Degenerate issue when conditioned by an image

Question

Degenerate issue when conditioned by an image

BoltenWang-Meta opened this issue 8 months ago · comments

Thx for impressive work and code. So, after checking the inference code under the case conditioned by an image, the whole generation just degenerates into a SSL representation conditioned MAGE. Is my understanding true? If yes, does it mean RDM is not used during inference?

Tianhong Li · Answer 1 · Wed Jan 31 2024 21:13:13 GMT+0800 (China Standard Time)

Thanks for your interest! For Figure 6 and 7 in the paper (which corresponds to the case conditioned by ground-truth images), the RDM is NOT needed because the SSL representation is provided by ground-truth image. However, we note that such a case has a strong limitation in practice, as typically we don't have ground-truth images when we want to generate an image.
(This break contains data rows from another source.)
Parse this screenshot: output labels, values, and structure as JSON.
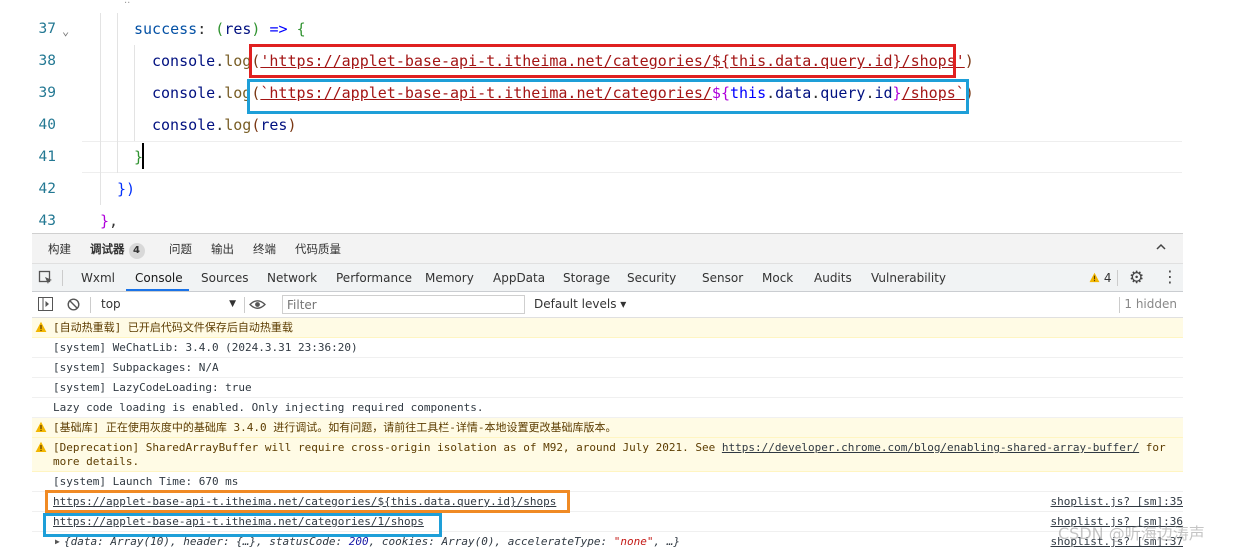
{
  "editor": {
    "lines": [
      {
        "num": "37",
        "indent": 134,
        "tokens": [
          [
            "success",
            "k-prop"
          ],
          [
            ": ",
            "k-punc"
          ],
          [
            "(",
            "k-br2"
          ],
          [
            "res",
            "k-id"
          ],
          [
            ")",
            "k-br2"
          ],
          [
            " => ",
            "k-kw"
          ],
          [
            "{",
            "k-br2"
          ]
        ]
      },
      {
        "num": "38",
        "indent": 152,
        "tokens": [
          [
            "console",
            "k-id"
          ],
          [
            ".",
            "k-punc"
          ],
          [
            "log",
            "k-fn"
          ],
          [
            "(",
            "k-br3"
          ],
          [
            "'https://applet-base-api-t.itheima.net/categories/${this.data.query.id}/shops'",
            "k-str"
          ],
          [
            ")",
            "k-br3"
          ]
        ]
      },
      {
        "num": "39",
        "indent": 152,
        "tokens": [
          [
            "console",
            "k-id"
          ],
          [
            ".",
            "k-punc"
          ],
          [
            "log",
            "k-fn"
          ],
          [
            "(",
            "k-br3"
          ],
          [
            "`https://applet-base-api-t.itheima.net/categories/",
            "k-str"
          ],
          [
            "${",
            "k-pur"
          ],
          [
            "this",
            "k-kw"
          ],
          [
            ".",
            "k-punc"
          ],
          [
            "data",
            "k-id"
          ],
          [
            ".",
            "k-punc"
          ],
          [
            "query",
            "k-id"
          ],
          [
            ".",
            "k-punc"
          ],
          [
            "id",
            "k-id"
          ],
          [
            "}",
            "k-pur"
          ],
          [
            "/shops`",
            "k-str"
          ],
          [
            ")",
            "k-br3"
          ]
        ]
      },
      {
        "num": "40",
        "indent": 152,
        "tokens": [
          [
            "console",
            "k-id"
          ],
          [
            ".",
            "k-punc"
          ],
          [
            "log",
            "k-fn"
          ],
          [
            "(",
            "k-br3"
          ],
          [
            "res",
            "k-id"
          ],
          [
            ")",
            "k-br3"
          ]
        ]
      },
      {
        "num": "41",
        "indent": 134,
        "tokens": [
          [
            "}",
            "k-br2"
          ]
        ]
      },
      {
        "num": "42",
        "indent": 117,
        "tokens": [
          [
            "}",
            "k-br1"
          ],
          [
            ")",
            "k-br1"
          ]
        ]
      },
      {
        "num": "43",
        "indent": 100,
        "tokens": [
          [
            "}",
            "k-pur"
          ],
          [
            ",",
            "k-punc"
          ]
        ]
      }
    ]
  },
  "panel_tabs": [
    {
      "label": "构建",
      "active": false
    },
    {
      "label": "调试器",
      "active": true,
      "badge": "4"
    },
    {
      "label": "问题",
      "active": false
    },
    {
      "label": "输出",
      "active": false
    },
    {
      "label": "终端",
      "active": false
    },
    {
      "label": "代码质量",
      "active": false
    }
  ],
  "devtools_tabs": [
    "Wxml",
    "Console",
    "Sources",
    "Network",
    "Performance",
    "Memory",
    "AppData",
    "Storage",
    "Security",
    "Sensor",
    "Mock",
    "Audits",
    "Vulnerability"
  ],
  "active_devtools_tab": "Console",
  "warning_count": "4",
  "filter": {
    "context": "top",
    "placeholder": "Filter",
    "levels": "Default levels ▾",
    "hidden": "1 hidden"
  },
  "logs": [
    {
      "type": "warn",
      "text": "[自动热重载] 已开启代码文件保存后自动热重载"
    },
    {
      "type": "log",
      "text": "[system] WeChatLib: 3.4.0 (2024.3.31 23:36:20)"
    },
    {
      "type": "log",
      "text": "[system] Subpackages: N/A"
    },
    {
      "type": "log",
      "text": "[system] LazyCodeLoading: true"
    },
    {
      "type": "log",
      "text": "Lazy code loading is enabled. Only injecting required components."
    },
    {
      "type": "warn",
      "text": "[基础库] 正在使用灰度中的基础库 3.4.0 进行调试。如有问题，请前往工具栏-详情-本地设置更改基础库版本。"
    },
    {
      "type": "warn",
      "text": "[Deprecation] SharedArrayBuffer will require cross-origin isolation as of M92, around July 2021. See ",
      "link": "https://developer.chrome.com/blog/enabling-shared-array-buffer/",
      "tail": " for",
      "line2": "more details."
    },
    {
      "type": "log",
      "text": "[system] Launch Time: 670 ms"
    },
    {
      "type": "url",
      "text": "https://applet-base-api-t.itheima.net/categories/${this.data.query.id}/shops",
      "source": "shoplist.js? [sm]:35"
    },
    {
      "type": "url",
      "text": "https://applet-base-api-t.itheima.net/categories/1/shops",
      "source": "shoplist.js? [sm]:36"
    },
    {
      "type": "obj",
      "source": "shoplist.js? [sm]:37"
    }
  ],
  "object_preview": {
    "open": "{data: Array(10), header: {…}, statusCode: ",
    "status": "200",
    "mid": ", cookies: Array(0), accelerateType: ",
    "accel": "\"none\"",
    "close": ", …}"
  },
  "watermark": "CSDN @听海边涛声",
  "colors": {
    "red_box": "#e02020",
    "blue_box": "#1e9fd8",
    "orange_box": "#f08a24",
    "active_tab_underline": "#1a73e8",
    "warning_bg": "#fffbe5"
  }
}
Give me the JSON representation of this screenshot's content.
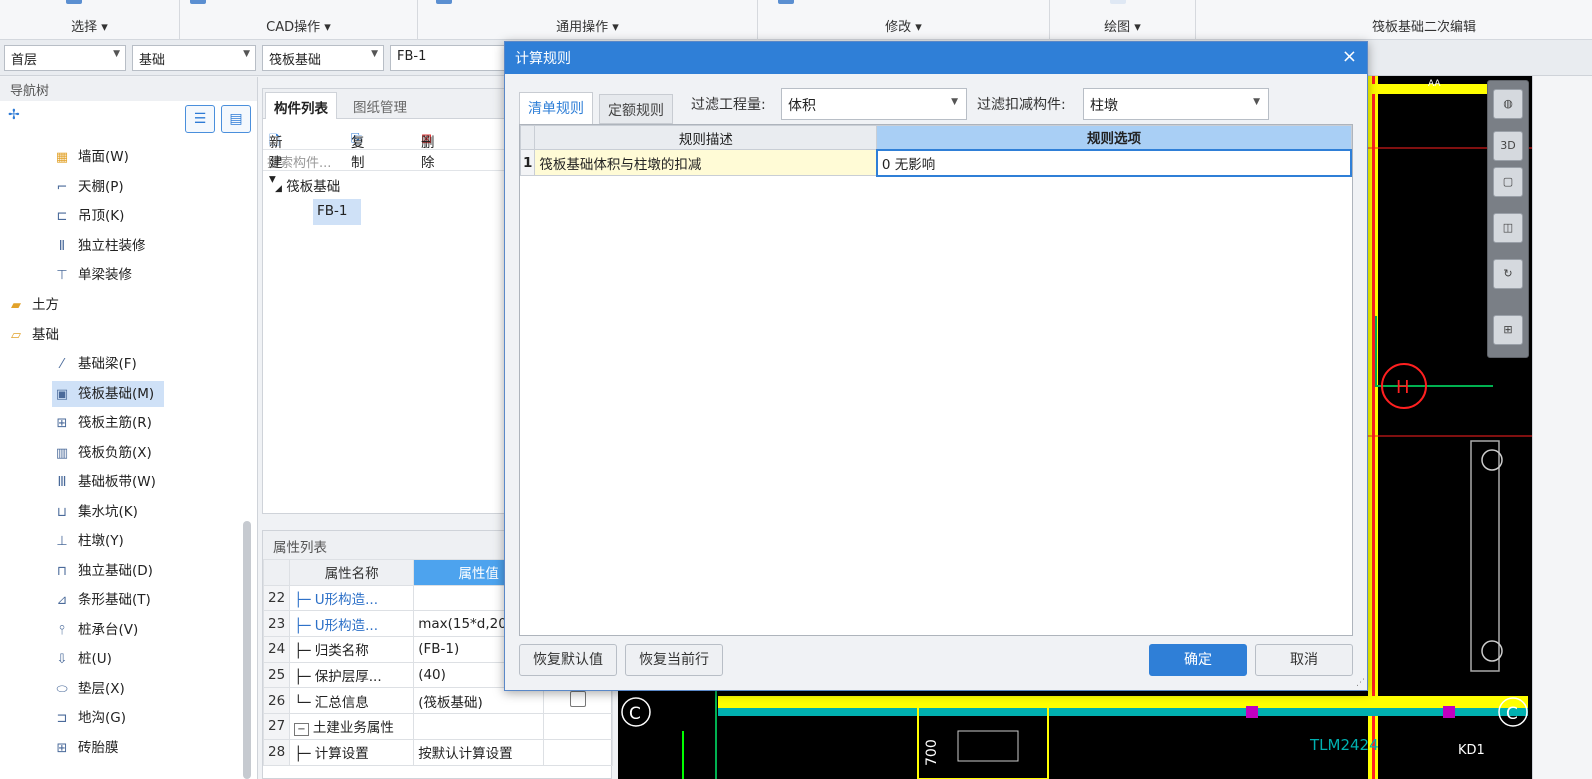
{
  "ribbon": {
    "groups": [
      {
        "label": "选择 ▾"
      },
      {
        "label": "CAD操作 ▾"
      },
      {
        "label": "通用操作 ▾"
      },
      {
        "label": "修改 ▾"
      },
      {
        "label": "绘图 ▾"
      }
    ],
    "right_title": "筏板基础二次编辑"
  },
  "selectors": {
    "floor": "首层",
    "category": "基础",
    "type": "筏板基础",
    "component": "FB-1"
  },
  "nav": {
    "title": "导航树",
    "items": [
      {
        "label": "墙面(W)",
        "icon": "wall-surface-icon"
      },
      {
        "label": "天棚(P)",
        "icon": "ceiling-icon"
      },
      {
        "label": "吊顶(K)",
        "icon": "suspended-ceiling-icon"
      },
      {
        "label": "独立柱装修",
        "icon": "column-finish-icon"
      },
      {
        "label": "单梁装修",
        "icon": "beam-finish-icon"
      },
      {
        "label": "土方",
        "icon": "folder-icon"
      },
      {
        "label": "基础",
        "icon": "folder-open-icon"
      },
      {
        "label": "基础梁(F)",
        "icon": "foundation-beam-icon"
      },
      {
        "label": "筏板基础(M)",
        "icon": "raft-foundation-icon"
      },
      {
        "label": "筏板主筋(R)",
        "icon": "raft-main-rebar-icon"
      },
      {
        "label": "筏板负筋(X)",
        "icon": "raft-negative-rebar-icon"
      },
      {
        "label": "基础板带(W)",
        "icon": "foundation-strip-icon"
      },
      {
        "label": "集水坑(K)",
        "icon": "sump-pit-icon"
      },
      {
        "label": "柱墩(Y)",
        "icon": "column-pier-icon"
      },
      {
        "label": "独立基础(D)",
        "icon": "isolated-foundation-icon"
      },
      {
        "label": "条形基础(T)",
        "icon": "strip-foundation-icon"
      },
      {
        "label": "桩承台(V)",
        "icon": "pile-cap-icon"
      },
      {
        "label": "桩(U)",
        "icon": "pile-icon"
      },
      {
        "label": "垫层(X)",
        "icon": "cushion-icon"
      },
      {
        "label": "地沟(G)",
        "icon": "trench-icon"
      },
      {
        "label": "砖胎膜",
        "icon": "brick-form-icon"
      }
    ]
  },
  "component_panel": {
    "tabs": [
      "构件列表",
      "图纸管理"
    ],
    "new_label": "新建 ▾",
    "copy_label": "复制",
    "delete_label": "删除",
    "search_placeholder": "搜索构件...",
    "tree_parent": "筏板基础",
    "tree_child": "FB-1"
  },
  "properties": {
    "title": "属性列表",
    "col_name": "属性名称",
    "col_value": "属性值",
    "rows": [
      {
        "num": "22",
        "name": "U形构造...",
        "value": ""
      },
      {
        "num": "23",
        "name": "U形构造...",
        "value": "max(15*d,20"
      },
      {
        "num": "24",
        "name": "归类名称",
        "value": "(FB-1)"
      },
      {
        "num": "25",
        "name": "保护层厚...",
        "value": "(40)"
      },
      {
        "num": "26",
        "name": "汇总信息",
        "value": "(筏板基础)"
      },
      {
        "num": "27",
        "name": "土建业务属性",
        "value": ""
      },
      {
        "num": "28",
        "name": "计算设置",
        "value": "按默认计算设置"
      }
    ]
  },
  "cad": {
    "labels": [
      "H",
      "C",
      "C",
      "TLM2424",
      "KD1",
      "700",
      "AA"
    ],
    "colors": {
      "background": "#000000",
      "wall": "#ffff00",
      "line": "#00b050",
      "red": "#ff2020"
    }
  },
  "dialog": {
    "title": "计算规则",
    "tabs": [
      "清单规则",
      "定额规则"
    ],
    "filter_quantity_label": "过滤工程量:",
    "filter_quantity_value": "体积",
    "filter_component_label": "过滤扣减构件:",
    "filter_component_value": "柱墩",
    "col_desc": "规则描述",
    "col_option": "规则选项",
    "rows": [
      {
        "num": "1",
        "desc": "筏板基础体积与柱墩的扣减",
        "option": "0  无影响"
      }
    ],
    "btn_restore_default": "恢复默认值",
    "btn_restore_row": "恢复当前行",
    "btn_ok": "确定",
    "btn_cancel": "取消"
  },
  "colors": {
    "accent": "#2f7fd7",
    "header_highlight": "#a9cff5",
    "selection": "#cfe1f7"
  }
}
Therefore, we need the RDM to generate the SSL representations under common generation scenarios where we don't have ground-truth images

JunchengWang · Answer 2 · Wed Jan 31 2024 21:36:01 GMT+0800 (China Standard Time)

Got it! I agree with generating images conditioned by GT seems to be useless. I was just wondering where does RDM go in viewing your code. Plus, thx for so quick reply, what a dedicated author you are. hhhh

Tianhong Li · Answer 3 · Wed Jan 31 2024 21:41:29 GMT+0800 (China Standard Time)

We integrate the RDM sampling process in the pixel generator. For example, you can check it here in the MAGE generator: https://github.com/LTH14/rcg/blob/main/pixel_generator/mage/models_mage.py#L485-L508. I just happened to see this issue pop out -- hope my response can solve your questions.